如今,她好不容易再次有孕,她不愿再经历一次东宫事宜,哪怕欺上瞒下,她也在所不惜。
皇上明知她往日苦楚,又何必逼她至此啊!
江修容心尖绞痛,脸上神情依旧不变,透着温柔浅浅的笑,只是偶尔垂眸望向小腹时,眼中会浮现一丝浅淡又根深蒂固的执拗。
请安结束。
沈师鸢偷偷冲着孙才人眨了眨眼,仿佛在说——怎么样?我做得好吧?
孙才人没敢回应,满心无奈,期盼她能藏好一点。
能在宫中待了很久,还稳居高位的人,总有自己的手段和心思,一旦被江修容发现宓婕妤向皇上揭发的此事,肯定会对宓婕妤生出怨恨的。

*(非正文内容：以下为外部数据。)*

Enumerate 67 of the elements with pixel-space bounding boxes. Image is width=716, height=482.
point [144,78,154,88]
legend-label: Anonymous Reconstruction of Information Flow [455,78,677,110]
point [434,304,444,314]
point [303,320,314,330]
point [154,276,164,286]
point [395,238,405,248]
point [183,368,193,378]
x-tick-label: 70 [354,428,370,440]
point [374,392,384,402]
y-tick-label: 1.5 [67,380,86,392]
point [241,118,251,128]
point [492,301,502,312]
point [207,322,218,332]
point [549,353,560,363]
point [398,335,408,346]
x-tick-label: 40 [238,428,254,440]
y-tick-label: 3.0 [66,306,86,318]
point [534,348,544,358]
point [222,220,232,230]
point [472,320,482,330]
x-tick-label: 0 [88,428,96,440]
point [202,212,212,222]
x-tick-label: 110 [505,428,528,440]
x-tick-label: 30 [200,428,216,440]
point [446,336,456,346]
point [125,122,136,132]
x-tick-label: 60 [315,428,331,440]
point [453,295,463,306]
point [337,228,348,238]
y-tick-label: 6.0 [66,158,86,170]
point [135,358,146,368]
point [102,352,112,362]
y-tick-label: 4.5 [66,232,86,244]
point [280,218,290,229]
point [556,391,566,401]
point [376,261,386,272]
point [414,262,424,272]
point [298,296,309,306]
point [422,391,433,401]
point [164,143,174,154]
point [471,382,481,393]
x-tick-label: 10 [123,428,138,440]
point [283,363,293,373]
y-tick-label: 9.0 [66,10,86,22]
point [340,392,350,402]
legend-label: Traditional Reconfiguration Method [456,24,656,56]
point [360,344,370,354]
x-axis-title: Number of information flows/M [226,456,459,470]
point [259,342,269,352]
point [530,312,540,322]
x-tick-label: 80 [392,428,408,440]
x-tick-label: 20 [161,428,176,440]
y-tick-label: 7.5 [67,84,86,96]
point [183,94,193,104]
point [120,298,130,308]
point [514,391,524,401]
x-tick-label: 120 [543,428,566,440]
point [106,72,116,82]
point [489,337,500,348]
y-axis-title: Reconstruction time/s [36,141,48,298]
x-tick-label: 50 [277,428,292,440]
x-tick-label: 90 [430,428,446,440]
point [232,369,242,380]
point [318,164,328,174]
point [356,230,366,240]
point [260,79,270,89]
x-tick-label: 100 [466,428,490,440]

沈师鸢才不管别人呢,她自觉做了一件大事,欢欢喜喜地回宫了。
然后,一到宫中,就迎面撞上了来给她请脉的陈太医。
沈师鸢懵了一下,她抬手指了指自己的鼻子:
“我也要请脉?”
此时,戚初言的銮驾恰好停下,听见了这句话,他轻哼:“不然呢?”
若非是要替她检查身体,他又何苦将请脉的太医特意换成了陈太医。
沈师鸢整个人瞬间蔫吧下来了,她恹恹地,又要哭唧唧地说:
“皇上,嫔妾不想请脉。”
戚初言微微皱眉:“别闹。”
此事事关她身体,哪里容得她撒娇痴缠,就这么敷衍过去。
沈师鸢小脸一垮,她是真的不愿意,她瘪着唇:“我不想喝那些让人舌根都发苦的药。”
她很讨厌吃苦,极其厌恶!
戚初言斜瞥了她一眼,看出了她的抵触,抬手握住她的手腕,他慢条斯理地说:
“良药苦口。”
话音温柔,但又不容置喙,这件事没有回旋的余地。
戚初言拉着不情不愿的某人往殿内走去,陈太医和周立明等一众宫人跟在后面,眼观鼻鼻观心地垂头,压根不敢多瞧多听。
待二人坐好,戚初言看向陈太医,颔首:
“给她看看。”
沈师鸢满脸不高兴,手腕搭在了案桌上,上面隔了一层手帕,陈太医上前替她请脉的时候,她还偷偷地瞪了戚初言一眼。
戚初言掀起眼,直接抬手捂住她的双眸,轻笑:
“别乱看了。”
沈师鸢很不满,闭着眼,拿额头一下又一下地撞着他的手心。
戚初言忍不住地溢出轻笑。
但余光瞥见陈太医时,他唇角的笑意就淡了下去。